Çoğu makrolid oral olarak reçete edilmesine rağmen, mevcut intravenöz formlar flebite neden olabilir. Yavaş uygulama, geniş bir periferik hat veya bir santral hat yoluyla önerilir ve salin solüsyonunda yüksek oranda seyreltilir.
ototoksisite
Yaygın olmamakla birlikte, yüksek dozda eritromisin, klaritromisin veya azitromisin tüketen hastalarda kulak çınlaması ve hatta sağırlık ile ototoksisite vakaları tanımlanmıştır. Bu yan etki, yaşlılarda ve kronik karaciğer veya böbrek yetmezliği olan hastalarda daha sık görülür.
Diğer istenmeyen etkiler
Bu ilaçların özellikle ağızdan olmak üzere herhangi bir yoldan verilmesi ağızda kötü bir tada neden olabilir.

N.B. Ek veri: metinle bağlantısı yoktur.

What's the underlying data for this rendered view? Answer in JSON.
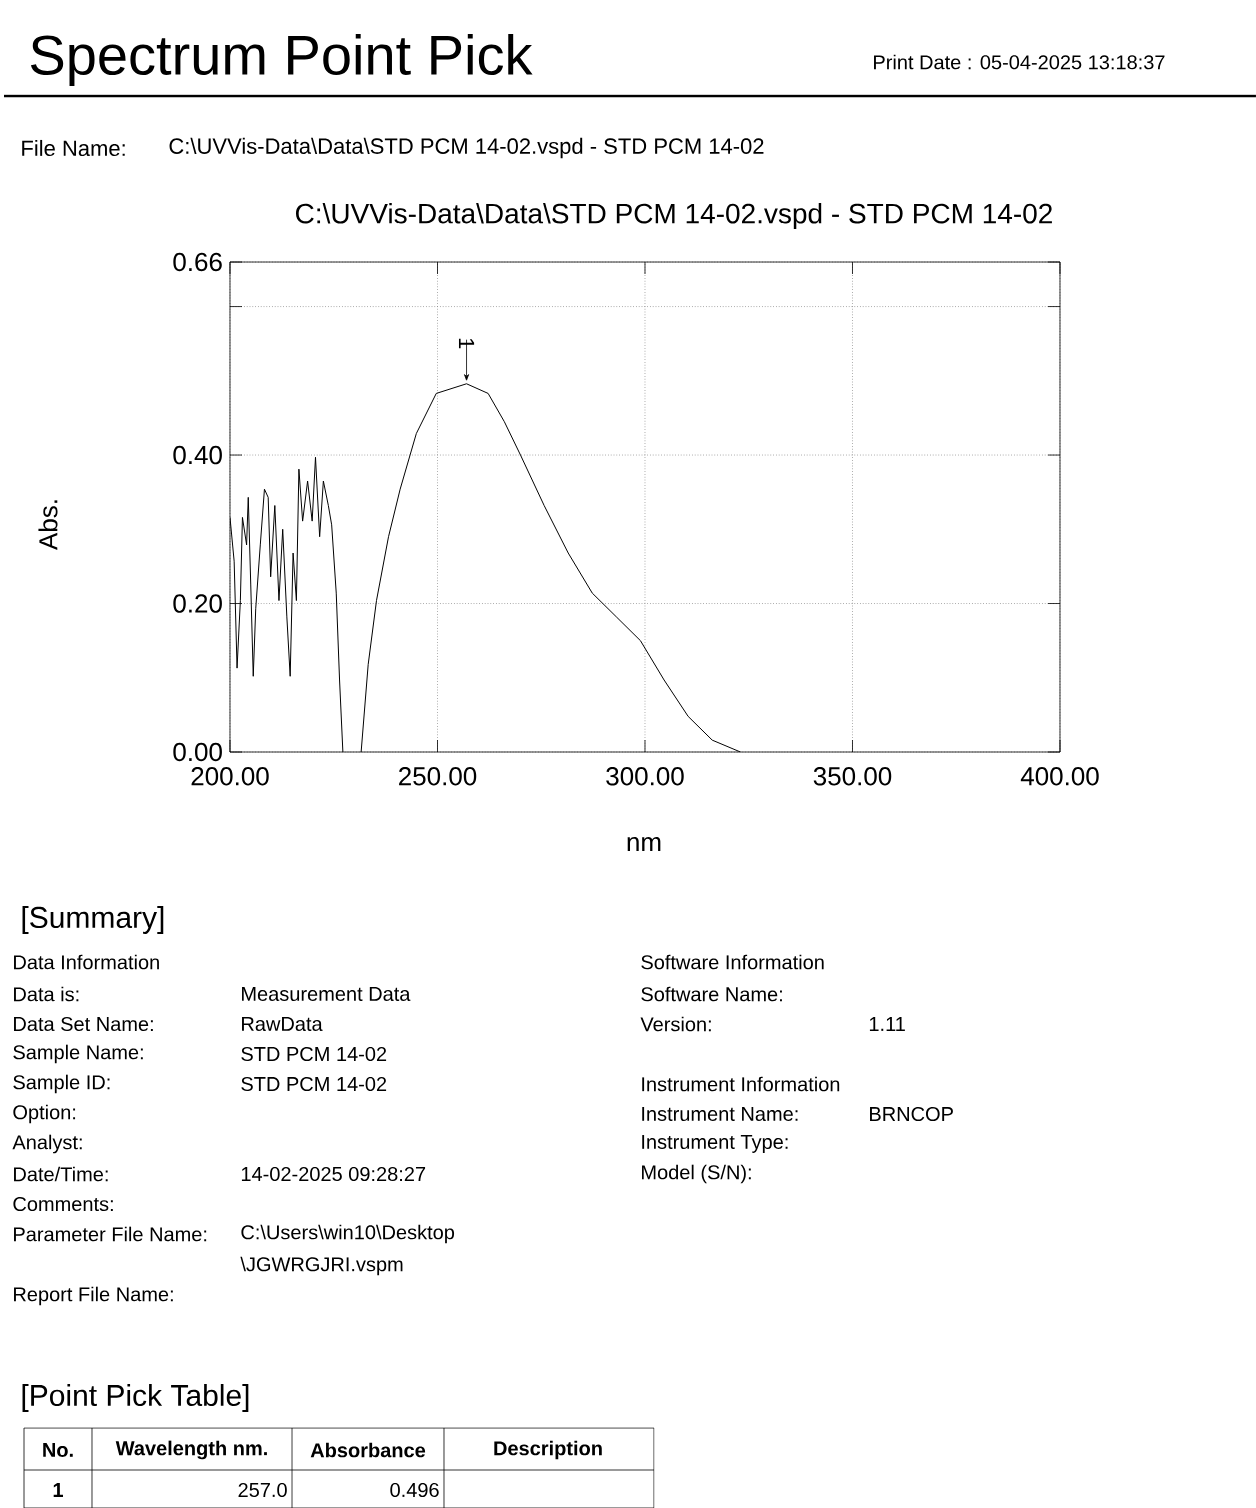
{
  "chart_data": {
    "type": "line",
    "title": "Spectrum Point Pick",
    "subtitle": "C:\\UVVis-Data\\Data\\STD PCM 14-02.vspd - STD PCM 14-02",
    "xlabel": "nm",
    "ylabel": "Abs.",
    "xlim": [
      200,
      400
    ],
    "ylim": [
      0,
      0.66
    ],
    "xticks": [
      {
        "value": 200,
        "label": "200.00"
      },
      {
        "value": 250,
        "label": "250.00"
      },
      {
        "value": 300,
        "label": "300.00"
      },
      {
        "value": 350,
        "label": "350.00"
      },
      {
        "value": 400,
        "label": "400.00"
      }
    ],
    "yticks": [
      {
        "value": 0,
        "label": "0.00"
      },
      {
        "value": 0.2,
        "label": "0.20"
      },
      {
        "value": 0.4,
        "label": "0.40"
      },
      {
        "value": 0.6,
        "label": null
      },
      {
        "value": 0.66,
        "label": "0.66"
      }
    ],
    "grid": true,
    "marker": "none",
    "line_style": "solid",
    "series": [
      {
        "color": "#000000",
        "x": [
          200,
          201,
          201.7,
          202.5,
          203,
          204,
          204.4,
          205,
          205.6,
          206.2,
          207.3,
          208.3,
          209.2,
          209.8,
          210.8,
          211.8,
          212.7,
          213.7,
          214.5,
          215.2,
          216,
          216.6,
          217.5,
          218.7,
          219.8,
          220.6,
          221.6,
          222.5,
          223.7,
          224.5,
          225.6,
          226.4,
          227.2,
          229.4,
          231.6,
          233.3,
          235.3,
          238.2,
          241,
          244.9,
          249.7,
          257,
          262.2,
          266.1,
          270,
          275.7,
          281.5,
          287.3,
          293.1,
          298.9,
          304.6,
          310.4,
          316.2,
          323
        ],
        "values": [
          0.316,
          0.257,
          0.113,
          0.204,
          0.316,
          0.279,
          0.343,
          0.225,
          0.102,
          0.193,
          0.279,
          0.354,
          0.343,
          0.236,
          0.332,
          0.204,
          0.3,
          0.182,
          0.102,
          0.268,
          0.204,
          0.381,
          0.311,
          0.365,
          0.311,
          0.397,
          0.29,
          0.365,
          0.332,
          0.306,
          0.214,
          0.097,
          0,
          null,
          0,
          0.118,
          0.204,
          0.29,
          0.354,
          0.429,
          0.483,
          0.496,
          0.483,
          0.445,
          0.4,
          0.332,
          0.268,
          0.214,
          0.182,
          0.15,
          0.097,
          0.048,
          0.016,
          0
        ]
      }
    ],
    "annotations": [
      "Print Date :  05-04-2025   13:18:37",
      "File Name:",
      "C:\\UVVis-Data\\Data\\STD PCM 14-02.vspd - STD PCM 14-02",
      "[Summary]",
      "Data Information",
      "Data is:",
      "Measurement Data",
      "Data Set Name:",
      "RawData",
      "Sample Name:",
      "STD PCM 14-02",
      "Sample ID:",
      "STD PCM 14-02",
      "Option:",
      "Analyst:",
      "Date/Time:",
      "14-02-2025 09:28:27",
      "Comments:",
      "Parameter File Name:",
      "C:\\Users\\win10\\Desktop",
      "\\JGWRGJRI.vspm",
      "Report File Name:",
      "Software Information",
      "Software Name:",
      "Version:",
      "1.11",
      "Instrument Information",
      "Instrument Name:",
      "BRNCOP",
      "Instrument Type:",
      "Model (S/N):",
      "[Point Pick Table]",
      "No.",
      "Wavelength nm.",
      "Absorbance",
      "Description",
      "1",
      "257.0",
      "0.496",
      {
        "text": "1",
        "x": 257,
        "y": 0.496
      }
    ]
  }
}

Ketolitler, geçici görme bozuklukları ile ilişkilendirilmiştir. Hamile kadınlarda - fetüs üzerindeki etkisi kesin olarak bilinmediğinden - ve miyastenia gravisli hastalarda kullanımından kaçınılmalıdır.
Sitokrom P450, izoenzim 3A4 sistemi yoluyla metabolize olan diğer herhangi bir ilaçla birlikte uygulandığında dikkatli olunmalıdır.
Serum digoksin seviyelerini yükseltebilir ve kloramfenikol veya linkozaminlerle uygulandığında antagonistik bir etkiye sahip olabilir.
Referanslar
- Encyclopaedia Britannica (2017). Makrolid. Britannica.com'dan kurtarıldı
- Kanoh, Soichiro ve Rubin, Bruce (2010). İmmünomodülatör İlaçlar Olarak Makrolidlerin Etki Mekanizmaları ve Klinik Uygulamaları. Klinik Mikrobiyoloji İncelemeleri, 23 (3), 590-615.
- Mazzei, T; Mini, E; Novelli, A ve Periti, P (1993). Makrolidlerin kimyası ve etki şekli. Journal of Antimicrobial Chemotherapy, Cilt 31, 1-9.
- Zhanel, GG ve diğerleri (2002). Ketolidler: kritik bir inceleme. İlaçlar, 62 (12), 1771-1804.
- Wikipedia (son baskı 2018). Makrolidler. Es.wikipedia.org adresinden kurtarıldı
- Cosme, Veronica (nd). Makrolidler. Kurtarıldığı kaynak: infecto.edu.uy
- Cobos-Trigueros, Nazaret; Ateka, Oier; Pitart, Cristina ve Vila, Jordi (2009). Makrolidler ve ketolitler. Bulaşıcı Hastalıklar ve Klinik Mikrobiyoloji, 27, 412-418.